What exactly goes wrong in traditional RAG when retrieval is imperfect?
How does CRAG decide whether retrieved documents are safe to use?
Why add “knowledge refinement” even when retrieval returns relevant documents?
What changes when CRAG moves from “incorrect retrieval” to using the web?
How does CRAG handle the ambiguous case differently from correct and incorrect?
Review Questions
- In traditional RAG, what mechanism forces the LLM to answer even when retrieved documents are irrelevant, and why does that increase hallucination risk?
- Describe the three CRAG routing cases and what data sources (internal docs, web docs, or both) feed into generation for each case.

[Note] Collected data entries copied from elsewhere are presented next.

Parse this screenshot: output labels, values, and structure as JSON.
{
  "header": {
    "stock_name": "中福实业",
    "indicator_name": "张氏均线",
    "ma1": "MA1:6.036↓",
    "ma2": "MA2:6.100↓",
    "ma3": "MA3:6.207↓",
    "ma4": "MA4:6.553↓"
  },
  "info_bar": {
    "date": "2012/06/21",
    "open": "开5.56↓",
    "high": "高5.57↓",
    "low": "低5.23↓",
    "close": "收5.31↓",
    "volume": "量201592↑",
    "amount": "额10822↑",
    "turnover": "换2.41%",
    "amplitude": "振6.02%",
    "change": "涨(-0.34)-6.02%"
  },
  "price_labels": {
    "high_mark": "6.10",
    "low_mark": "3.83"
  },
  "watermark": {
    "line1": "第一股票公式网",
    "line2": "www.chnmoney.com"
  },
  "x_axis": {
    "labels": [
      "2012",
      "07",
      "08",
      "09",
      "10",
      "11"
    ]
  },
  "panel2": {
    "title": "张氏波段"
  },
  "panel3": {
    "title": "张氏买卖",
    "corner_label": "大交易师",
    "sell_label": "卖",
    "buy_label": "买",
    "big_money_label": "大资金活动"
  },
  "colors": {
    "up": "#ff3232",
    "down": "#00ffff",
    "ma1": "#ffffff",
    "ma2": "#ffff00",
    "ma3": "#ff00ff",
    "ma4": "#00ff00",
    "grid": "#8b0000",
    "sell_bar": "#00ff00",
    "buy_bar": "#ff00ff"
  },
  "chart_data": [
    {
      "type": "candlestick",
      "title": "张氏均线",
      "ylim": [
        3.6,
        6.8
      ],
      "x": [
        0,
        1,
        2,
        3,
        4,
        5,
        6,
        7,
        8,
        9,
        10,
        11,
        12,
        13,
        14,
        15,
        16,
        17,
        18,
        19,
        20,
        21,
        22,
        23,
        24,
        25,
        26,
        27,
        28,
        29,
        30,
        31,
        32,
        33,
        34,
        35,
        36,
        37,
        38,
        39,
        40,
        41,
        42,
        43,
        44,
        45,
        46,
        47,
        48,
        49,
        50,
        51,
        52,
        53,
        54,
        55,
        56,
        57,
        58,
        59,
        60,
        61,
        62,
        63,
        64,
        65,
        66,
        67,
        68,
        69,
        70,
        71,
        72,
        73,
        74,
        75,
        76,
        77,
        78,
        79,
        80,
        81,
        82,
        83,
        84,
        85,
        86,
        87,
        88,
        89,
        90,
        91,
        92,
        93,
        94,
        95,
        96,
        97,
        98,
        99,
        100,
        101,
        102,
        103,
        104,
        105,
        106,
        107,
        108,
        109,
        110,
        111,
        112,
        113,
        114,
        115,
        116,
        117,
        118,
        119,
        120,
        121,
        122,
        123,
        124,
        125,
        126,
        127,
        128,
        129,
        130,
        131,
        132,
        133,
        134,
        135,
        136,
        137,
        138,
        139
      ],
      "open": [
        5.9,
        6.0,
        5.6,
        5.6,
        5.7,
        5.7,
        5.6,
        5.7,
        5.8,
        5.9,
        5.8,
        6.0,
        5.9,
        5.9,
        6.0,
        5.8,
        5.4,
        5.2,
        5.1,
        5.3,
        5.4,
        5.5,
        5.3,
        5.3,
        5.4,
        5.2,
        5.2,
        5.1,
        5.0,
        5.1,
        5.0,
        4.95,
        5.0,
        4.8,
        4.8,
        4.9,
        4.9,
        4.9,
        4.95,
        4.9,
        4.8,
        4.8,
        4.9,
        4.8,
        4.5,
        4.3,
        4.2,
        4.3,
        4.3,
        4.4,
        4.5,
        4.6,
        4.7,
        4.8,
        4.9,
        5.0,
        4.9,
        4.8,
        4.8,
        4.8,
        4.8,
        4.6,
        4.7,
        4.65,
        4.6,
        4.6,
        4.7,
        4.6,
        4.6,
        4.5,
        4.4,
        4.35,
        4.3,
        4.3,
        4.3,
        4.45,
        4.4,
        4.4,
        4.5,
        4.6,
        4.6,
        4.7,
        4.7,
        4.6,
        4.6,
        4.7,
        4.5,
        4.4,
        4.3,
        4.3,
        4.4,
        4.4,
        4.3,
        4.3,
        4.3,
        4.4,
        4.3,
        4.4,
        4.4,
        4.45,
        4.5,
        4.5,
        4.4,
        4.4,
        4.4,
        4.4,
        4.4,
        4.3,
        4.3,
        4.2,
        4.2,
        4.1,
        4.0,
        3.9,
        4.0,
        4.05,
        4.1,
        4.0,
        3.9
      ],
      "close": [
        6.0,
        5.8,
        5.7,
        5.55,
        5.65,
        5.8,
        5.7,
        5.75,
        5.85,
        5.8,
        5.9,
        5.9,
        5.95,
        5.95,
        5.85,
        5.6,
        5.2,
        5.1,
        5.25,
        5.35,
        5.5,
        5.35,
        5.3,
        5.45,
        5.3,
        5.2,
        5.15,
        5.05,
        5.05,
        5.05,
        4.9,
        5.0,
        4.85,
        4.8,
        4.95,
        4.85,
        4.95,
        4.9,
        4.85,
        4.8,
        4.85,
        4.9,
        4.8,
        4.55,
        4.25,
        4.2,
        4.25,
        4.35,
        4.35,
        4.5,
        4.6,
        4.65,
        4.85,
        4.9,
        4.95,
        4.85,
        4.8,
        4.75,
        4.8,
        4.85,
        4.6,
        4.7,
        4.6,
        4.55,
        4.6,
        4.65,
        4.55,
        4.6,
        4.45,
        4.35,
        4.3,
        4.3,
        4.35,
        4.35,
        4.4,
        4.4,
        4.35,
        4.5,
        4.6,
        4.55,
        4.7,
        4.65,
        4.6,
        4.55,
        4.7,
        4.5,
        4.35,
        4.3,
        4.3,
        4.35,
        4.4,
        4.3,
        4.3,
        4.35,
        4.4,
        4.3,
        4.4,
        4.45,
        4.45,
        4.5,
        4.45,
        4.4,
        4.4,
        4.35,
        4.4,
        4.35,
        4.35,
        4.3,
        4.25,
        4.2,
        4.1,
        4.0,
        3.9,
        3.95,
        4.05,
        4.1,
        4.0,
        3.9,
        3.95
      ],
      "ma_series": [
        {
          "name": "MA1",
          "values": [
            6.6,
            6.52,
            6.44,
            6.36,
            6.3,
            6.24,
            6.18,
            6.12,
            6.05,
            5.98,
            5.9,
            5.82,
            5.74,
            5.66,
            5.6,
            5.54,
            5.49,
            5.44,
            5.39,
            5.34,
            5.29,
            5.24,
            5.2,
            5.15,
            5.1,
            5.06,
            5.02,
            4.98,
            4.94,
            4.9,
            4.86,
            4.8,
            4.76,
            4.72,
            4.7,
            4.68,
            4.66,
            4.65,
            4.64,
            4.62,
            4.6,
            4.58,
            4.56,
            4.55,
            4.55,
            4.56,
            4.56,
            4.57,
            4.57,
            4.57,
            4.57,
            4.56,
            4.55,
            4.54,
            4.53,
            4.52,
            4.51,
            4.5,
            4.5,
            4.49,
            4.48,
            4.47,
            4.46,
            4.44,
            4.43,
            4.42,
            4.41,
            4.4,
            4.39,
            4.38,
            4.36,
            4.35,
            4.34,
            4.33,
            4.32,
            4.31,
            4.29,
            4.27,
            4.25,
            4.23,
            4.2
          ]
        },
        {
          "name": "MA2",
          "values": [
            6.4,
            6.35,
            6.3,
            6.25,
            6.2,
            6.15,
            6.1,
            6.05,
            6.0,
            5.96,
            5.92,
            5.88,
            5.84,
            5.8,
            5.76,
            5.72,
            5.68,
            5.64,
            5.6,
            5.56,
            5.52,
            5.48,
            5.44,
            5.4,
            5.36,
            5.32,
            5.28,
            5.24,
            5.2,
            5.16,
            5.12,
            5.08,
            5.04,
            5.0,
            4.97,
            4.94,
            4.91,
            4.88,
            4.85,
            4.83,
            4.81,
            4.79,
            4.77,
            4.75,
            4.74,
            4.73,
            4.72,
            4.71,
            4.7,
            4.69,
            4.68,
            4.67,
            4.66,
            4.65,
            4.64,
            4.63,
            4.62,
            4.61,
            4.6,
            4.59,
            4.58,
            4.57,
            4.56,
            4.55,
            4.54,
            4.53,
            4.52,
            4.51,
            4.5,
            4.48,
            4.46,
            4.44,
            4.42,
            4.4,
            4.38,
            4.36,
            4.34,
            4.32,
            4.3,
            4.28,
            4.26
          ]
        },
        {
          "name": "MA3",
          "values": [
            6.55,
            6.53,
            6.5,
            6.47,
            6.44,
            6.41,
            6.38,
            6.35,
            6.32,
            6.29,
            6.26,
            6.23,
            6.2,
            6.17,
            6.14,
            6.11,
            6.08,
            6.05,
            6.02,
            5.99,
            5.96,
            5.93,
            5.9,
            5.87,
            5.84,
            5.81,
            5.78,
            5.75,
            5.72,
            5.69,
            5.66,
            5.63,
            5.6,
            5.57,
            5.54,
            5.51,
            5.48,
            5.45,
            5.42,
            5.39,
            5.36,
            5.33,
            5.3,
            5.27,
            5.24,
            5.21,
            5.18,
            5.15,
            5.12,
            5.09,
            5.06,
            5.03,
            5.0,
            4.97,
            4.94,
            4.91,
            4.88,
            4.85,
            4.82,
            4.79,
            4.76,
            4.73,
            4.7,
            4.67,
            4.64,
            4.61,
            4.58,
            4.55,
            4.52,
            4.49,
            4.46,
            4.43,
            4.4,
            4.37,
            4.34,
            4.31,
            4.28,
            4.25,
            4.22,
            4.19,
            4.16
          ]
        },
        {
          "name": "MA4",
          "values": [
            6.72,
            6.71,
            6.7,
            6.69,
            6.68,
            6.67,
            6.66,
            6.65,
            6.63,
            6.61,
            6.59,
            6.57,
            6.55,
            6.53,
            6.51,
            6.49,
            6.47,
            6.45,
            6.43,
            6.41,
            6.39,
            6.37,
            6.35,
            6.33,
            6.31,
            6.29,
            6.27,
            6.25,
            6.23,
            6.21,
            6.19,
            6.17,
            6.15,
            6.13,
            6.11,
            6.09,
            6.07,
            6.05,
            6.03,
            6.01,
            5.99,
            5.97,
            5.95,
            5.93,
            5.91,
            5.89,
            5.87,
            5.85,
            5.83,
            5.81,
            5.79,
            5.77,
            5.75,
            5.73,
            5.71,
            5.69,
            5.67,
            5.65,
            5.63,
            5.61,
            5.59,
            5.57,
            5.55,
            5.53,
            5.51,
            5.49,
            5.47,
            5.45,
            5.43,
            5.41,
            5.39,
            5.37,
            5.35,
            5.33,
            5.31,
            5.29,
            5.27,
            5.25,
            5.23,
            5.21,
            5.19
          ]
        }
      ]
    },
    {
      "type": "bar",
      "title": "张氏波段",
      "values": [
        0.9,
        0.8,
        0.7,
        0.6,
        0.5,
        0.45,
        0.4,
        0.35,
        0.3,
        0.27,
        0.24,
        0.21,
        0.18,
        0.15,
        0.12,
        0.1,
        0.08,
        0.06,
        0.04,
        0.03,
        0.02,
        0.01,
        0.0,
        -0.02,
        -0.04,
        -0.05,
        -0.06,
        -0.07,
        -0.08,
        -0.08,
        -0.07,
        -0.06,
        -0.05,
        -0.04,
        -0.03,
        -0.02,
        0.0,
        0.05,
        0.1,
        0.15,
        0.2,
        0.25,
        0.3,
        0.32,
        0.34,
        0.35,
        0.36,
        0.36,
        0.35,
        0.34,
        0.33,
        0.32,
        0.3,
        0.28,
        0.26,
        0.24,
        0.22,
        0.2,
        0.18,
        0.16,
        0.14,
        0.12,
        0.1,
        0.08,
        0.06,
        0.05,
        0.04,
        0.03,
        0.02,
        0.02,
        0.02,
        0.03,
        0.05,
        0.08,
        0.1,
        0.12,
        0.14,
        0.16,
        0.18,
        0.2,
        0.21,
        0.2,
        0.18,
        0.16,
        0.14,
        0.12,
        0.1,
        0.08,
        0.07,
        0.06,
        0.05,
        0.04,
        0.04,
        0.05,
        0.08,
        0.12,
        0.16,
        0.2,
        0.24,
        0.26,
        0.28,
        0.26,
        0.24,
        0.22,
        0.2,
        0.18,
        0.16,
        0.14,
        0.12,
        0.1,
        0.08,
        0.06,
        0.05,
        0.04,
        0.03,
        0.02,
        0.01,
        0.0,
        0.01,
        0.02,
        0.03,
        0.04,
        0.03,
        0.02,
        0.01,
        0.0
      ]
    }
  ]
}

- How does sentence-level strip filtering in knowledge refinement improve context quality compared with using retrieved chunks directly?
Key Points
- 1
Traditional RAG can fail catastrophically when semantic retrieval returns irrelevant chunks, because the LLM is still prompted to answer using that context.
- 2
CRAG inserts a retrieval-evaluation step after vector search to score document relevance and route the request into correct, incorrect, or ambiguous paths.
- 3
Knowledge refinement improves RAG output by decomposing retrieved text into sentence strips, filtering strips by relevance, and recombining only kept content.
- 4
When retrieval is incorrect, CRAG rewrites the query for search, uses Tavily to fetch external documents, refines them, and then generates an answer from the refined web context.
- 5
When retrieval is ambiguous, CRAG merges internal “good” documents with refined web documents and runs refinement over the combined evidence before generation.
- 6
In the implementation shown, generation uses only documents whose evaluation scores exceed the lower threshold; low-scoring chunks are excluded from the context fed to the LLM.